$f:\mathbb{R}\to\mathbb{R}$ is continuous and $\int_{0}^{\infty} f(x)dx$ exists could any one tell me which of the following statements are correct?
$1. \text{if } \lim_{x\to\infty} f(x) \text{ exists, then it is 0}$
$2. \lim_{x\to\infty} f(x) \text{ must exists, and it is 0}$
$3. \text{ in case if f is non negative } \lim_{x\to\infty} f(x) \text{ exists, and it is 0}$
$4. \text{ in case if f is differentiable } \lim_{x\to\infty} f'(x) \text{ exists, and it is 0}$
I solved one problem in past which says: if $f$ is uniformly continuos and $\int_{0}^{\infty} f(x)dx$ exists then $\lim_{x\to\infty} f(x)=0$, so the condition in one says $f$ is uniformly continuous? and hence $1$ is true? well I have no idea about the other statements. will be pleased for your help.

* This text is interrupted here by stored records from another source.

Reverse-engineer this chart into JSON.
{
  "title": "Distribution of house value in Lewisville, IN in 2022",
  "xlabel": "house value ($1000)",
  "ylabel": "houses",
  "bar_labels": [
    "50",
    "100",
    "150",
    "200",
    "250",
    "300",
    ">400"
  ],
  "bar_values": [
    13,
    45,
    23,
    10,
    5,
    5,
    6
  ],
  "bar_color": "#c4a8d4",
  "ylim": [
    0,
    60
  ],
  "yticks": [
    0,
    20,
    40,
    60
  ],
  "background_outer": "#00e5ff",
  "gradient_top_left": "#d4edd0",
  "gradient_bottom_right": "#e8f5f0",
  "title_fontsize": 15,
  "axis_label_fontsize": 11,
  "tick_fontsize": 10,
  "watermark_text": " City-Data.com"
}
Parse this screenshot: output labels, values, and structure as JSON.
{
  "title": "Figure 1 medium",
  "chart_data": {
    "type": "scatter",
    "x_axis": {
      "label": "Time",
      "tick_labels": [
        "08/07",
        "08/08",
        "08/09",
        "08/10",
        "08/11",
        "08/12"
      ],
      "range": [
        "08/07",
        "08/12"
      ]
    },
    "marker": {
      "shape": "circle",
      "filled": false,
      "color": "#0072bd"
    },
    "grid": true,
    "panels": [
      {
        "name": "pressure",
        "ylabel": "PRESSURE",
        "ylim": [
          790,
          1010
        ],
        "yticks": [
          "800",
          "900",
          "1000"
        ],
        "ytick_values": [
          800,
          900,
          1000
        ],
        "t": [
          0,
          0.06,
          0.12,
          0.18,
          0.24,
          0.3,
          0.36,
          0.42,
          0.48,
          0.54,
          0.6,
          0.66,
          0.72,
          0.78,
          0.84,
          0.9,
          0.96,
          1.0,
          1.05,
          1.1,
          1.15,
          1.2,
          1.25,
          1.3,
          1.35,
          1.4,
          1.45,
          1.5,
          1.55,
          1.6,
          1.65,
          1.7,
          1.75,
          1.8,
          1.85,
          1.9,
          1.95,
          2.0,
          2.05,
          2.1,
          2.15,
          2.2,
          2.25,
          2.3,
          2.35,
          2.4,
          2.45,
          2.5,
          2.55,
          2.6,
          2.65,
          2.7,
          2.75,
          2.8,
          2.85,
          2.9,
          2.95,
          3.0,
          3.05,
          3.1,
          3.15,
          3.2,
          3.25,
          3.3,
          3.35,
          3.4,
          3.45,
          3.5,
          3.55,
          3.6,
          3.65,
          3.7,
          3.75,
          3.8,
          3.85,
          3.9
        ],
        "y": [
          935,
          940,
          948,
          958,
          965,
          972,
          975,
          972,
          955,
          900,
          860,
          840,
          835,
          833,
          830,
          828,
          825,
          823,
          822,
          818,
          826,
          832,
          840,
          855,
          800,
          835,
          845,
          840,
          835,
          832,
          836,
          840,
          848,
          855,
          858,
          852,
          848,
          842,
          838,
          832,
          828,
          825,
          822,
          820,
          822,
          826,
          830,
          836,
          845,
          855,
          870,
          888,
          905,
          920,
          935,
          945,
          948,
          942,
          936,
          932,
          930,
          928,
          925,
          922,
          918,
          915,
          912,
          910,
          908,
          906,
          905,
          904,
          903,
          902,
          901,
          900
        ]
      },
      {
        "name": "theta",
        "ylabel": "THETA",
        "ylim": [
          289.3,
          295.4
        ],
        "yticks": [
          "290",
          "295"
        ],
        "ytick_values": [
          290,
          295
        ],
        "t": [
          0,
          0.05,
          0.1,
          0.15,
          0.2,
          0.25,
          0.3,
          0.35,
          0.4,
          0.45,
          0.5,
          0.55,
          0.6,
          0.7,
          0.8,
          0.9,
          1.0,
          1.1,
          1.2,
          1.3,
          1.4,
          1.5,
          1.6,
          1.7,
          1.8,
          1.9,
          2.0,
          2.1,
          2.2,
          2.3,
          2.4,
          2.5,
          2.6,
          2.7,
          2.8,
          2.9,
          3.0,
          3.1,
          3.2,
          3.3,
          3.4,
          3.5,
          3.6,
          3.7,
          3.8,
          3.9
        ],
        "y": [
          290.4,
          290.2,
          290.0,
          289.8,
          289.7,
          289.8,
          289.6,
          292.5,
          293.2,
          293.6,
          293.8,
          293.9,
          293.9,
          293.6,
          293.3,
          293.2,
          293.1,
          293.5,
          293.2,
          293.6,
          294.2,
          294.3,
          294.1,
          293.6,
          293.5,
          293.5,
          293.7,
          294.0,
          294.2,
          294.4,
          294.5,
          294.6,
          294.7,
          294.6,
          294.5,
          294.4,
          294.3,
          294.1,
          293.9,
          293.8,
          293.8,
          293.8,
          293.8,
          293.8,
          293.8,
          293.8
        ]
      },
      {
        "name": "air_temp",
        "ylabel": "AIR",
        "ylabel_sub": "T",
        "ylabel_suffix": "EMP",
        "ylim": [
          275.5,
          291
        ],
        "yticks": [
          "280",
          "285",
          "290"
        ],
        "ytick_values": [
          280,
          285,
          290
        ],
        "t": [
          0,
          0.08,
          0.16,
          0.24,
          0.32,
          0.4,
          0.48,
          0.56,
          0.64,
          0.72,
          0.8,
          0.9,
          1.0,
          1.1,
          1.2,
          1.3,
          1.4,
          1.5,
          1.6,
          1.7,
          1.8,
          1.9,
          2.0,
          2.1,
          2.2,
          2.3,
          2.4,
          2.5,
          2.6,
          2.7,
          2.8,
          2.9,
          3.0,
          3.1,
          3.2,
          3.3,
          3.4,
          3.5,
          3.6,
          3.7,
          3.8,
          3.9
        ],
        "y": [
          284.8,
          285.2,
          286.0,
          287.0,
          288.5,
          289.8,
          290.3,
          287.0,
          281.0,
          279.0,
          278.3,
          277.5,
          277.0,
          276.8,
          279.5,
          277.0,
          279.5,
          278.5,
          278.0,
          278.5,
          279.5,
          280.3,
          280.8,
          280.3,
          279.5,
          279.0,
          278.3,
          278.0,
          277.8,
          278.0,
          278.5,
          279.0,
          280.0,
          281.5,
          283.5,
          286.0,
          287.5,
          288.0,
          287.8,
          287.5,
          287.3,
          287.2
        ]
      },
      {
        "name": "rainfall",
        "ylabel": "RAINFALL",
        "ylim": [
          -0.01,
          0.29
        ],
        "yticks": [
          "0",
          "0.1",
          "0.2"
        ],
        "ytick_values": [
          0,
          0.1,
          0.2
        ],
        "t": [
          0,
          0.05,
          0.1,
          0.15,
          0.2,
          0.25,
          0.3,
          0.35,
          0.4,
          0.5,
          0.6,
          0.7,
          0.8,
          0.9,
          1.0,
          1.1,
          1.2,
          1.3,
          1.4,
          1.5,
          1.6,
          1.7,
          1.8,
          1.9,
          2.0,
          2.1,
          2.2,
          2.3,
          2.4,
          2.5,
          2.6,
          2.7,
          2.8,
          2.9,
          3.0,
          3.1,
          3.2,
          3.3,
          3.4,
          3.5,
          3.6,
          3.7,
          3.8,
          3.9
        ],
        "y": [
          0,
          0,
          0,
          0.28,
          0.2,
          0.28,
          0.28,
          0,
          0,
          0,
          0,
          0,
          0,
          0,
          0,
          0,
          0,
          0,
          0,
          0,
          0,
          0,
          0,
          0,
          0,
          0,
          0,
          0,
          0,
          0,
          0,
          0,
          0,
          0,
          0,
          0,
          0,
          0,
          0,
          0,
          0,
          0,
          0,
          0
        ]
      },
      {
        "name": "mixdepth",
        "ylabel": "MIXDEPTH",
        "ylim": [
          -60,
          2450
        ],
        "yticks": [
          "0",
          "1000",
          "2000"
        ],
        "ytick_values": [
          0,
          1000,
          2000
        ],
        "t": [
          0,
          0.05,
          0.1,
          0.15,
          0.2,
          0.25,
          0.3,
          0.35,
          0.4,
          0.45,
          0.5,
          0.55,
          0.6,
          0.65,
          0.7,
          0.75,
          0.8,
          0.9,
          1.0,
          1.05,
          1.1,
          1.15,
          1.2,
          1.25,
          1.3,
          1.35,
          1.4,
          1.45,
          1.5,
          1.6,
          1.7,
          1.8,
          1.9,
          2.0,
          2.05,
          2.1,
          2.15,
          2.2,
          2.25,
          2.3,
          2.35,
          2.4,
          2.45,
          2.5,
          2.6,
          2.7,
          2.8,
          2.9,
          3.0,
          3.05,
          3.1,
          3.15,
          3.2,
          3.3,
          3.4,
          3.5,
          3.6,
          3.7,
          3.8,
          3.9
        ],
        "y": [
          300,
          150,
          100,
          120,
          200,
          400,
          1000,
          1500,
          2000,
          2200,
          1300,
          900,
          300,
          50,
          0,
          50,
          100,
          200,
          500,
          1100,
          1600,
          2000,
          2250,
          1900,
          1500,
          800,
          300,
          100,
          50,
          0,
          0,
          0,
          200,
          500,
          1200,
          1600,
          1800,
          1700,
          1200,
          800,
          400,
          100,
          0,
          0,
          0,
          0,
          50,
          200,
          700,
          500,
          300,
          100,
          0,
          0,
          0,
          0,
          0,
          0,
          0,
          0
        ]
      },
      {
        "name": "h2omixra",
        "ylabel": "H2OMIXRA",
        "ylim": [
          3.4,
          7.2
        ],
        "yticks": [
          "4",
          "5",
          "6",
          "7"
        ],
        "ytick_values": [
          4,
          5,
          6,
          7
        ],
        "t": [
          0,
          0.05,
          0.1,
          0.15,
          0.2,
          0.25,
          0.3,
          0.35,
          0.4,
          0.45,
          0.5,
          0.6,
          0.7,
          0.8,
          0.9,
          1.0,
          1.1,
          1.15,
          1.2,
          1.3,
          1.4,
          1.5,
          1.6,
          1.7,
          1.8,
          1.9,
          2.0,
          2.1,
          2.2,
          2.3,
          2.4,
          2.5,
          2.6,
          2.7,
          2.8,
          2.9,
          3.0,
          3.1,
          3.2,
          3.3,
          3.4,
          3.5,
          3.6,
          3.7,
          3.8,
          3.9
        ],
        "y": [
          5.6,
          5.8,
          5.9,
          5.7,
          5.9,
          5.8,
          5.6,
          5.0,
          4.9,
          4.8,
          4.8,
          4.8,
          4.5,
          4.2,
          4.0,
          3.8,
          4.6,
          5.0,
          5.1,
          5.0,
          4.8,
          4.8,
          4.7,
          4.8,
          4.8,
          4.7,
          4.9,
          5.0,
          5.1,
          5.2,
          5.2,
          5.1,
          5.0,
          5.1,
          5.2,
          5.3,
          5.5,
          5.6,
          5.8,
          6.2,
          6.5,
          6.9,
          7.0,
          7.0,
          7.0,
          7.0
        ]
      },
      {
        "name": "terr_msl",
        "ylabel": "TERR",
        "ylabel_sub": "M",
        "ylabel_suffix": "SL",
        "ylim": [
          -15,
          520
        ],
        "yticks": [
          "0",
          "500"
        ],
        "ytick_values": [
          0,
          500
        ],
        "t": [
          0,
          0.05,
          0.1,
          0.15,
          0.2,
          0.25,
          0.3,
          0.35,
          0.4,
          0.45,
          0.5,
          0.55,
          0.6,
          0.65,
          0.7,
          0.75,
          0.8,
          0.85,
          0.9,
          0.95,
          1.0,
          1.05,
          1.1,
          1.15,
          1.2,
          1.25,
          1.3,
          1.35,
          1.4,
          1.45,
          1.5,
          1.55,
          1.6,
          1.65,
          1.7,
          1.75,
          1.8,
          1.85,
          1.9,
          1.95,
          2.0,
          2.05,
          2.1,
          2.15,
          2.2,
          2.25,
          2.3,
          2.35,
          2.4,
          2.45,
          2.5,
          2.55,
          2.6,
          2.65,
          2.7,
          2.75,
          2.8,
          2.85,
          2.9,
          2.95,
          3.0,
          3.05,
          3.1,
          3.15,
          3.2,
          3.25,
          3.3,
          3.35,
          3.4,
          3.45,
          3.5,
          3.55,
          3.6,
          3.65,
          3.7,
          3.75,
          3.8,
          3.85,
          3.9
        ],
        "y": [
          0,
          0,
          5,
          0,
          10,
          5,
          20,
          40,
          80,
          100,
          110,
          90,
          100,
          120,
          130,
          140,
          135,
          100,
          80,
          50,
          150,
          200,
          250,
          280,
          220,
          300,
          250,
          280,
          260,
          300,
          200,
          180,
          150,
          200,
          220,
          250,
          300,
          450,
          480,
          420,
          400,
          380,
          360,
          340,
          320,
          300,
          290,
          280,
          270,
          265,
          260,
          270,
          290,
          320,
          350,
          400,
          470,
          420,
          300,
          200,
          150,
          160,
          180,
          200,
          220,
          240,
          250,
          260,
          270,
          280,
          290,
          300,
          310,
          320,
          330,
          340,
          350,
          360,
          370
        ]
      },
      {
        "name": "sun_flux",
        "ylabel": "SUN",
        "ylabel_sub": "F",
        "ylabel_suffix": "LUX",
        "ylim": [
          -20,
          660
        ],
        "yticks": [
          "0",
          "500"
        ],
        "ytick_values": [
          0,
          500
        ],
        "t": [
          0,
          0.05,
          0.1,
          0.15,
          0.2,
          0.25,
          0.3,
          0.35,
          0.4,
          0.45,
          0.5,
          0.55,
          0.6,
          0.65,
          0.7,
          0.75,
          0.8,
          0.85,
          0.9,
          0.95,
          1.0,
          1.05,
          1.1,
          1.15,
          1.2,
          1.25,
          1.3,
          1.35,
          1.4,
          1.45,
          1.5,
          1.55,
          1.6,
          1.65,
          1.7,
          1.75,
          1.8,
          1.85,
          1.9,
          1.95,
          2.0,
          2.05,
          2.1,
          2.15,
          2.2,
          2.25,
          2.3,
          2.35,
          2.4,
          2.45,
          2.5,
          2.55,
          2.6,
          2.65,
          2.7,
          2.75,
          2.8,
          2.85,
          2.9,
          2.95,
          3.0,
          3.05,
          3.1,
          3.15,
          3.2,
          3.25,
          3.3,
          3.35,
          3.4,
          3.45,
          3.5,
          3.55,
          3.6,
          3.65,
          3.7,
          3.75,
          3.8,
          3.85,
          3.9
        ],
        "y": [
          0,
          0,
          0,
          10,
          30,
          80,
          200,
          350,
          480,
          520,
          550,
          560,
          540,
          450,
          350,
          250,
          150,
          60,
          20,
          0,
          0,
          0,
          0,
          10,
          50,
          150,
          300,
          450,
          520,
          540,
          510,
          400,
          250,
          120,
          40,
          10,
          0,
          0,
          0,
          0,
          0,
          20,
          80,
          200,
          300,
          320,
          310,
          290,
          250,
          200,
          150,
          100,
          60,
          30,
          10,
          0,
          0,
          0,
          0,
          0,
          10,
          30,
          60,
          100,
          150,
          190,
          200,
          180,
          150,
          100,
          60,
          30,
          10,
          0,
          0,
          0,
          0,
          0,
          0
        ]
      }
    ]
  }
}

The point is that the limit need not exist. You can construct something according to the comment by J.J. For instance, you can consider a function such that at any integer the height is one but the width is $1/n^2$. Then the area of each rectangle is $1/n^2$ and
$$ \int_0^\infty f(x)dx=\sum\frac{1}{n^2}<\infty. $$
But the limit does not exists. You get
$$ \lim_{n\rightarrow\infty} f(n)=1, $$
$$ \lim_{n\rightarrow\infty} f(n-\delta)=0,\;\; 0<\delta<<1 $$
Thus, 1 is true. If the limit exists, it should be zero (if it isn't then the function can't be integrable, right?). 2 is not true (see the hint by J.J. and the first part of my answer above). I think that 3, 4 are not true due to the same reason.
Edit: To prove that 4 is not true you can construct a (more decaying) example and then integrate it.